Yesterday I had speech therapy for yet another VitalStim (electrode) session. My therapist has a new student, a young woman who is delightful and makes me laugh while I’m doing my silly vocal exercises. It’s nice to have the third person to lighten things up. They both said they were hearing improvement in the sounds coming out of my throat, so that’s good!

After ST, I went directly to Dr. Ballay the ENT. I think when we set this date for a follow-up he envisioned I would have completed more ST and VitalStim than I have – it took FOREVER for his order for more speech therapy and VitalStim to go through, and then my therapist canceled on me several times over the past month, so I think yesterday’s session was only #6. But Ballay said he could tell a difference between last time he saw me and now, in terms of my voice and breathing, and he asked me a lot of questions. I told him I thought the VitalStim was working but I just needed more of it, and that I thought my swallowing was getting better, slowly. He decided not to scope me and instead we set another follow-up appointment for March 18th, when I should be done with the current ST order which goes through the end of February. THEN he will scope me and we will see where things are with my vocal cords and my swallowing, and if I feel like I want a procedure to fix things or want to just keep waiting to see if it fixes itself. It was a very quick visit.

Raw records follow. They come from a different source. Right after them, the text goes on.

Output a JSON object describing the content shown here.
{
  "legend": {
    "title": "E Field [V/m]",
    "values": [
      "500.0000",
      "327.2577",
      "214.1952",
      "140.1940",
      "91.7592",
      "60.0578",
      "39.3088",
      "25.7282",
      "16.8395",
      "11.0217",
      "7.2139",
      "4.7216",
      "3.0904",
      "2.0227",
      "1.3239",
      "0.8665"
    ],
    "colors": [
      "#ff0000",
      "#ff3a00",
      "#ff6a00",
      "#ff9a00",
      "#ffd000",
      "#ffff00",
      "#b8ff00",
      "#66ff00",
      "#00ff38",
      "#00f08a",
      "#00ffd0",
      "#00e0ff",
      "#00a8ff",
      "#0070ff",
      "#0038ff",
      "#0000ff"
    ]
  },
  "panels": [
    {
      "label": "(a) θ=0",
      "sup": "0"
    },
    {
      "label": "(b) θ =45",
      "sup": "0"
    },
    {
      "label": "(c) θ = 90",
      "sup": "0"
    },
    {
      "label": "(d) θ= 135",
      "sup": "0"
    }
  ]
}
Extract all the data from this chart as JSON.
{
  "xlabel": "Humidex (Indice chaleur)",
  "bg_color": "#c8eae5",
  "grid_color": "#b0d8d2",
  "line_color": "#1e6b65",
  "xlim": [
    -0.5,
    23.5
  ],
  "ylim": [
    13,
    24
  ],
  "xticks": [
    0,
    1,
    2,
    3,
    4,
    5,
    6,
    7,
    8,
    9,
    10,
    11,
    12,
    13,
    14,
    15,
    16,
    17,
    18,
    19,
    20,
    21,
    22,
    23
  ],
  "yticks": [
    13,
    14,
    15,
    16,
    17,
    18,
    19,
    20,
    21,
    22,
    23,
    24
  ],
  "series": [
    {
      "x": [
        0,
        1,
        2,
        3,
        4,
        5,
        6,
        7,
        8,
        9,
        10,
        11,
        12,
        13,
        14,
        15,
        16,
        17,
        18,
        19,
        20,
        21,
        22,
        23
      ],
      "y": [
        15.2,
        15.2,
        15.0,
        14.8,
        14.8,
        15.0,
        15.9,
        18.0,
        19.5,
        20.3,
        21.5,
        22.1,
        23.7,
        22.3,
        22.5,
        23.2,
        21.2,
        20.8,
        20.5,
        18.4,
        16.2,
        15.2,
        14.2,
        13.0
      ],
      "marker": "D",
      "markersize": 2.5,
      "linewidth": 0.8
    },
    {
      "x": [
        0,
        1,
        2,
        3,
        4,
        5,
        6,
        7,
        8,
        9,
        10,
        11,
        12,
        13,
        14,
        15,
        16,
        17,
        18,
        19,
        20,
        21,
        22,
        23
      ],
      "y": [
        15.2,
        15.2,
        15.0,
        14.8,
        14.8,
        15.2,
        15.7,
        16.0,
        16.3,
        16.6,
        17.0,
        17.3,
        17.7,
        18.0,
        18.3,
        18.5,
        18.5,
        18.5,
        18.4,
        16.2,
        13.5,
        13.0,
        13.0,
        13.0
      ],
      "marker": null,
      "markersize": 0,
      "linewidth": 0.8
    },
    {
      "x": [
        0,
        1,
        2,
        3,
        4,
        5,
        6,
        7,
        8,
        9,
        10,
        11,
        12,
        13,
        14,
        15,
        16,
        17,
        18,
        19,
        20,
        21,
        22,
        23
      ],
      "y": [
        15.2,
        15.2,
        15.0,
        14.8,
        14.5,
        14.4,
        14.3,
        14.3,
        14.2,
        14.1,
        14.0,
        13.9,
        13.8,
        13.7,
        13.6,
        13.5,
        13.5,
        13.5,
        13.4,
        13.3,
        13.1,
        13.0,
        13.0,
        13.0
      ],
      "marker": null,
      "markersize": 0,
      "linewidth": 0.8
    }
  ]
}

Today I went back across the river to West Jeff for my 3 month MRI to check for regrowth of the tumor that was removed. As I have already bitched on Facebook, they poked me FOUR times trying to find a vein to put the contrast dye in! And they waited to do it until after the first 20 minutes of no-contrast MRI had already happened. (Every other MRI I’ve ever had, they put the IV in before you get in the tube, and then just press a button when they want to deliver the contrast. I guess they aren’t as high-tech over there at West Jeff as they are at the Touro imaging place or at LSU.) Also, there was no music this time. Just earplugs. And the padding in the head cradle they put you in and tell you not to move was all cracked and dented, so at some point in the time I was in there, the back of my head started hurting where it contacted that padding. And I couldn’t move!!! But I made it through all 30+ minutes without them having to do any of it over again and it didn’t disorient me as much as the last one I remember over at Touro.

The biggest advantage to doing the MRI at West Jeff is that when I was done, I went right upstairs to Dr. Culicchia’s office and he already had the MRI on his computer and he was able to read it for me. No waiting for a radiologist’s report. (That will still come later but I already know what it will say.) Dr. Culicchia said there was NO regrowth at the surgical site, which is excellent news! I’ve been really anxious and sleeping poorly the last week or so anticipating this MRI, so I’m hoping I can rest better now for a while. He also looked at the second tumor, comparing the last two scans to today, and said it appears stable, looked exactly the same, which is also excellent news! He seemed really happy to see me doing so well and he remarked how much better my voice sounded.

I mentioned my eyes to him, that they are better though there is still some slight double vision that gets worse when I’m tired, underslept, etc. And he looked at my eyes and said he’d forgotten I had that deficit, because they didn’t seem as inwardly pointed as they had been before, they looked pretty normal now. (My right eye had noticeably drifted towards my nose post-surgery, so this is great to hear, that it has corrected itself.)

With all of my remaining deficits, he said to keep giving it time. He wants to see me in six months, which would be the end of July, for another MRI and check-up. If things remain good, with no regrowth and no change of the 2nd tumor, and my deficits continue to get better, we’ll probably go to a yearly MRI at that point. Which is pretty much as good as it gets in my position. So all of this was amazingly good news!!!

So no more doctor’s appointments for a while, and only 2x/week speech therapy on Tuesday-Thursday through the end of February. (Well except Mardi Gras, so we’ll probably move that one to LundiGras.) I’m so relieved. Now I just need for my energy to get back to something close to normal. I know, patience.

But all things considered, I am so grateful to be doing so well and to have been afforded the luxury of time to heal by all of you, my amazing community! I will never stop thanking you all for all you’ve done to get me through this. Thank you! I am one lucky woman.